No… it wasn’t knocking. It was the sound of hammers. Hammers and nails, on wood.
A shadow flashed across the curtained window of the kitchen door: long, straight. Unmoving, save to shudder as many hammers drove nails through it, into the door frame and side of the house.
His father was going to be upset in the morning. He’d just repainted that last summer.
Jack could see the corners and edges of other boards gone up across the front door, peeking through the tall, narrow windows that flanked the front doorway.
A sharp crash and the chattering of falling glass came from upstairs. From his sisters’ room. A girl screamed, but it wasn’t Hannah or Charlotte. There was another crash, and something round thudded into the living room with a spray of shards from from the window. There was another crash from the kitchen, and two more upstairs.
Again, the girl screamed. But the tone was different. If possible, it was even more frantic. 
Jack ran up the stairs, saw the orange, flickering glow from beneath the door frame as his head came level with the balcony. Another crash came from behind the door, and the flickering orange quickened to yellow. The wash of heat stung Jack’s eyes, and everything blurred and skewed. 
Flames roared as he kicked the door open, reaching out to embrace him, even as the smoke rolled forth to smother him with its kiss.

Jack sat up so quickly, he knocked his head against the angled wall above his bed.

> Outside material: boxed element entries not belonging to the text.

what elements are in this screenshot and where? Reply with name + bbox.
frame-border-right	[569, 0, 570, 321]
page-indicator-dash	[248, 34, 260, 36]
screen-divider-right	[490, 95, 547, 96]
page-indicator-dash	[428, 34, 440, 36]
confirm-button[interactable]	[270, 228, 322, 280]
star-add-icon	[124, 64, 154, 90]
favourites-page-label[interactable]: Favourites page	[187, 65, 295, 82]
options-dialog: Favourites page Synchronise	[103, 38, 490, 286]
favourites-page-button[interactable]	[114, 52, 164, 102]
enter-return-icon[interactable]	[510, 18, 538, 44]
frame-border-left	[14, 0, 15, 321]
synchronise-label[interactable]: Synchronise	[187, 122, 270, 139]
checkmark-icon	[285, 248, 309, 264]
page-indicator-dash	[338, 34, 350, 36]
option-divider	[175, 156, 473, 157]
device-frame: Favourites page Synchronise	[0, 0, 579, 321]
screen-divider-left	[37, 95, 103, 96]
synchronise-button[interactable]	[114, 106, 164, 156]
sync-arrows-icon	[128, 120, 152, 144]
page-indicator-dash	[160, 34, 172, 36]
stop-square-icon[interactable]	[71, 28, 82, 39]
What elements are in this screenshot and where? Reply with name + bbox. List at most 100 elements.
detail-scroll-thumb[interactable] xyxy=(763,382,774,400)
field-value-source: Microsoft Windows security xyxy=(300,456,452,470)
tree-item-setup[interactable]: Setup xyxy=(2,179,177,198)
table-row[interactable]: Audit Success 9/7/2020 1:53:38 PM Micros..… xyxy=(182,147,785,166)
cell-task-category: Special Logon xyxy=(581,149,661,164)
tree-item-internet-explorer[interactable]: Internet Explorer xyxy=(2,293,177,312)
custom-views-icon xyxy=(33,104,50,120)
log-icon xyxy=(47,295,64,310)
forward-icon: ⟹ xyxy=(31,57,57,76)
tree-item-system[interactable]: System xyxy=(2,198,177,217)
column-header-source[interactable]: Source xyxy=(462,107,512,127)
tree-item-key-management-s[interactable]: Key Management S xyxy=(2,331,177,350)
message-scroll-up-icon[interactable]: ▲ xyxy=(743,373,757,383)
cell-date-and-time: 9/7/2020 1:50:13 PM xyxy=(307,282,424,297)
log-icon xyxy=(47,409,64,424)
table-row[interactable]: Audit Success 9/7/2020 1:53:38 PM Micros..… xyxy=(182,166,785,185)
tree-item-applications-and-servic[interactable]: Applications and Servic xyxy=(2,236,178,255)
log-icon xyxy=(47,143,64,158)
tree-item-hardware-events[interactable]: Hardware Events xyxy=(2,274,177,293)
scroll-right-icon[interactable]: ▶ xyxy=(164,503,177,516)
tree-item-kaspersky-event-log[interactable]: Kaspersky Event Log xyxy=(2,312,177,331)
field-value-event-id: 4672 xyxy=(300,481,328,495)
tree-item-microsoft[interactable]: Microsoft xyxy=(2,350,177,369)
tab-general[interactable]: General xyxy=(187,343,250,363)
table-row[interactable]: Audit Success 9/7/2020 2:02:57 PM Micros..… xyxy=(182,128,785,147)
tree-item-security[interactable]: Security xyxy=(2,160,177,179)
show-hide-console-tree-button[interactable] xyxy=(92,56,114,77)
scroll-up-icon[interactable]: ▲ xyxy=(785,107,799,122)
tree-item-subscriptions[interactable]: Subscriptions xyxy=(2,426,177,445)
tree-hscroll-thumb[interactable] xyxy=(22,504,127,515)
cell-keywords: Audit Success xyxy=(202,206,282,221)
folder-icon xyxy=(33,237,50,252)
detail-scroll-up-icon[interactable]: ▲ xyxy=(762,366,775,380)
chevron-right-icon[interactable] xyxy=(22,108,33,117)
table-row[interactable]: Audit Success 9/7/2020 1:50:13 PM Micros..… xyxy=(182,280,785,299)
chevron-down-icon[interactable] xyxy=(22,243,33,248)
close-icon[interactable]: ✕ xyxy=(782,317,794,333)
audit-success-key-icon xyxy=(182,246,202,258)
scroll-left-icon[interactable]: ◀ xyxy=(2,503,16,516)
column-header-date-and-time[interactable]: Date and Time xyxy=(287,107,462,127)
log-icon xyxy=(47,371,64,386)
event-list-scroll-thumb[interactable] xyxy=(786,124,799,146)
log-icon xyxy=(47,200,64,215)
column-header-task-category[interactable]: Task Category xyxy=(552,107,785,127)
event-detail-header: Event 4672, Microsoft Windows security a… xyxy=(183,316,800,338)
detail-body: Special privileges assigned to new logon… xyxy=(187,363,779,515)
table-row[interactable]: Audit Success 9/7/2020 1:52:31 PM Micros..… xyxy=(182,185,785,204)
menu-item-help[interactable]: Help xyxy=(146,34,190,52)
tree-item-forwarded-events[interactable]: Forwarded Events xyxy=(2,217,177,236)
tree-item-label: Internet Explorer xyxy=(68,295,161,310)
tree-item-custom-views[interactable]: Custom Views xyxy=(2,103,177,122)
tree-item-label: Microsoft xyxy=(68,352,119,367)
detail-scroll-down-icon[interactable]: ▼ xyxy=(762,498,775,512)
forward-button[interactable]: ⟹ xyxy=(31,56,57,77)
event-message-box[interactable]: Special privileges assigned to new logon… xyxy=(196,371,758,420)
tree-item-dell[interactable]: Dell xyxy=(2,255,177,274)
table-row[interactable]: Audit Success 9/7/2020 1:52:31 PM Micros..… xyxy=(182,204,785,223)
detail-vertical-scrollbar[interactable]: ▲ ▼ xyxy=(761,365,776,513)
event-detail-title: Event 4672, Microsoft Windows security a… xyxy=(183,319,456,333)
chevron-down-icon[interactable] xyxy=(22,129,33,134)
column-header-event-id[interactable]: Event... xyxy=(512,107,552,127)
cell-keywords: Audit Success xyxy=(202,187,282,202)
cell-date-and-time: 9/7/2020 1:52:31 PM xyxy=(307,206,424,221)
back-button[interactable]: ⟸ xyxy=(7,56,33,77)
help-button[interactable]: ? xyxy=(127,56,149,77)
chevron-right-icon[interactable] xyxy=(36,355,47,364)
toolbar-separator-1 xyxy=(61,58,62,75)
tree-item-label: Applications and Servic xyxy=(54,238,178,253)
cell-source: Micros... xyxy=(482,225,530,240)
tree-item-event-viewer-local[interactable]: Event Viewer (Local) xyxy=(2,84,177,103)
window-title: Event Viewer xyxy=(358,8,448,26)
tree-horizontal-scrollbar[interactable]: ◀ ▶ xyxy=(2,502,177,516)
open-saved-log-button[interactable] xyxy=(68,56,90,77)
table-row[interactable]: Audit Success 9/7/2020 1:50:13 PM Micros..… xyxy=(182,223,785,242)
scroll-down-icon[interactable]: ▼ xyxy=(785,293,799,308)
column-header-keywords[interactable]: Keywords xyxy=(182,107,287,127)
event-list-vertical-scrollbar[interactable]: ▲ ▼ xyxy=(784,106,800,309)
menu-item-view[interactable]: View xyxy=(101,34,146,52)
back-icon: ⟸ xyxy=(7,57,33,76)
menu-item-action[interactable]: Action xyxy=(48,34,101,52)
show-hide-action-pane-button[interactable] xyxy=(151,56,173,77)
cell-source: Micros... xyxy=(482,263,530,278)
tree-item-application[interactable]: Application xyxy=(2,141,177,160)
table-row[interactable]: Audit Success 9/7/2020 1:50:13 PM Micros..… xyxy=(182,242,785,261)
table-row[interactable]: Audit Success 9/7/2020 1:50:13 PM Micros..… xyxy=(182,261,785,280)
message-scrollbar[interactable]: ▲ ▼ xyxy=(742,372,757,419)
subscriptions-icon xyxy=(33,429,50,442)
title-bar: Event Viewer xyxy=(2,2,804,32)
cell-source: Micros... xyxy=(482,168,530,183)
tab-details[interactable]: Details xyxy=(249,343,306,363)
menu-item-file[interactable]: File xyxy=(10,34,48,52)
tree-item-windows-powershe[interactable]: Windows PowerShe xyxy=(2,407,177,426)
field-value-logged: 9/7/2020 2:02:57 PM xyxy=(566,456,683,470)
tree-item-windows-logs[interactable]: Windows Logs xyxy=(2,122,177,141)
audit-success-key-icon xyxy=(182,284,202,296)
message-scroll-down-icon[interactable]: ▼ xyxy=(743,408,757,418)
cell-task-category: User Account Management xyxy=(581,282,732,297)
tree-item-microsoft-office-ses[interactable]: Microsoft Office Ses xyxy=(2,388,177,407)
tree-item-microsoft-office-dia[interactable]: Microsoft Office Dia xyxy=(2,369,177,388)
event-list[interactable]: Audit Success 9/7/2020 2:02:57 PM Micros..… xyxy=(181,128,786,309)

Once more, he was gasping, gulping for breath, but instead of superheated air, he sucked in the odd mix of hot-and-cold air of his room in the winter.
His finger stung, as if he’d cut it on one of the shards of broken glass that littered the living room floor. He shook his hand, and the ring bounced off his bed, hitting the floor with a solid ‘thunk.’ The pain vanished.
Jack got up, giving the ring a wide berth, and peeked down the short flight of stairs to the main landing.
The house was quiet. Light filtered up from the nightlight in the kitchen, and the flashlights at the top and bottom of the stairway.
No crackle of flame, not even a ghost of a hint of smoke in the air.
Jack pulled his comforter from the bed, went down the stairs and curled up in his dad’s easy chair. The leather burped and squelched as Jack settled.
The ring upstairs, Jack’s sleep was deep and dreamless the rest of the night.